I read around 20 questions and checked documentation about it with no success, I don't have any experience writing code handling this stuff, I always avoided it.
Let's say I have a file which I am sure always will be UTF-8:
á
Let's say I have code:
wifstream input{argv[1]};
wstring line;
getline(input, line);
When I debug it, I see it's stored as L"á"

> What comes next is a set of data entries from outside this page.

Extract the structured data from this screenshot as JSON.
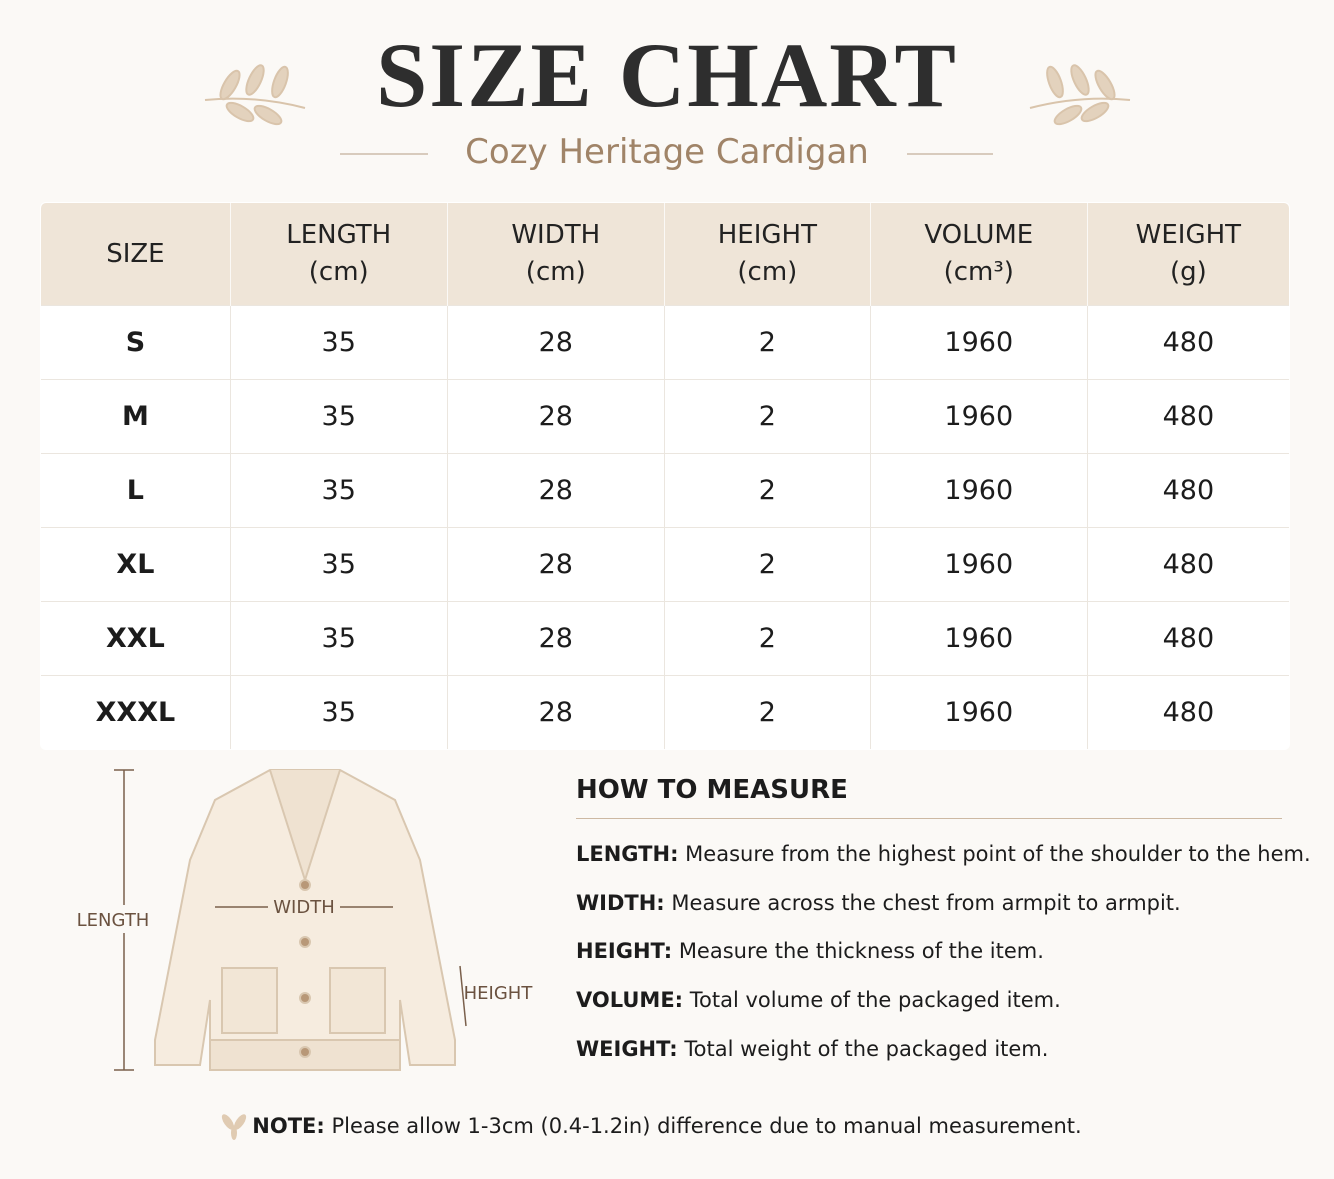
{
  "header": {
    "title": "SIZE CHART",
    "subtitle": "Cozy Heritage Cardigan"
  },
  "table": {
    "headers": [
      {
        "name": "SIZE"
      },
      {
        "name": "LENGTH",
        "unit": "(cm)"
      },
      {
        "name": "WIDTH",
        "unit": "(cm)"
      },
      {
        "name": "HEIGHT",
        "unit": "(cm)"
      },
      {
        "name": "VOLUME",
        "unit": "(cm³)"
      },
      {
        "name": "WEIGHT",
        "unit": "(g)"
      }
    ],
    "rows": [
      [
        "S",
        35,
        28,
        2,
        1960,
        480
      ],
      [
        "M",
        35,
        28,
        2,
        1960,
        480
      ],
      [
        "L",
        35,
        28,
        2,
        1960,
        480
      ],
      [
        "XL",
        35,
        28,
        2,
        1960,
        480
      ],
      [
        "XXL",
        35,
        28,
        2,
        1960,
        480
      ],
      [
        "XXXL",
        35,
        28,
        2,
        1960,
        480
      ]
    ]
  },
  "diagram": {
    "length_label": "LENGTH",
    "width_label": "WIDTH",
    "height_label": "HEIGHT"
  },
  "how_to": {
    "title": "HOW TO MEASURE",
    "items": [
      {
        "term": "LENGTH:",
        "text": "Measure from the highest point of the shoulder to the hem."
      },
      {
        "term": "WIDTH:",
        "text": "Measure across the chest from armpit to armpit."
      },
      {
        "term": "HEIGHT:",
        "text": "Measure the thickness of the item."
      },
      {
        "term": "VOLUME:",
        "text": "Total volume of the packaged item."
      },
      {
        "term": "WEIGHT:",
        "text": "Total weight of the packaged item."
      }
    ]
  },
  "note": {
    "label": "NOTE:",
    "text": "Please allow 1-3cm (0.4-1.2in) difference due to manual measurement."
  }
}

, so basically it's not iterable as I want, I want to have just 1 symbol to be able to call let's say iswalnum(line[0])
.
I realized that there is some codecvt facet, but I am not sure, how to use it and if it's the best way and I use cl.exe from VS2019 which gives me a lot of conversion and deprecation errors on the example provided: https://en.cppreference.com/w/cpp/locale/codecvt_utf8
I realized that there is a from_bytes function, but I use cl.exe from VS2019 which gives me a lot of errors on the example provided, too: https://en.cppreference.com/w/cpp/locale/wstring_convert/from_bytes
So how to correctly read the line with let's say that letter (symbol) á
and be able to iterate it as some container with size 1 so some function like iswalnum
can be simply called?
EDIT: When I fix the bugs in those examples (for c++latest), I still have á
in UTF-8 and á
in UTF-16.
L"á"
means the file was read with a wrong encoding. You have to imbue a UTF-8 locale before reading the stream.
wifstream input{argv[1]};
input.imbue(std::locale("en_US.UTF-8"));
wstring line;
getline(input, line);
Now wstring line
will contain Unicode code points (á
in your case) and can be easily iterated.
Caveat: on Windows wchar_t
is deficient (16-bit), and is good enough for iterating over BMP only.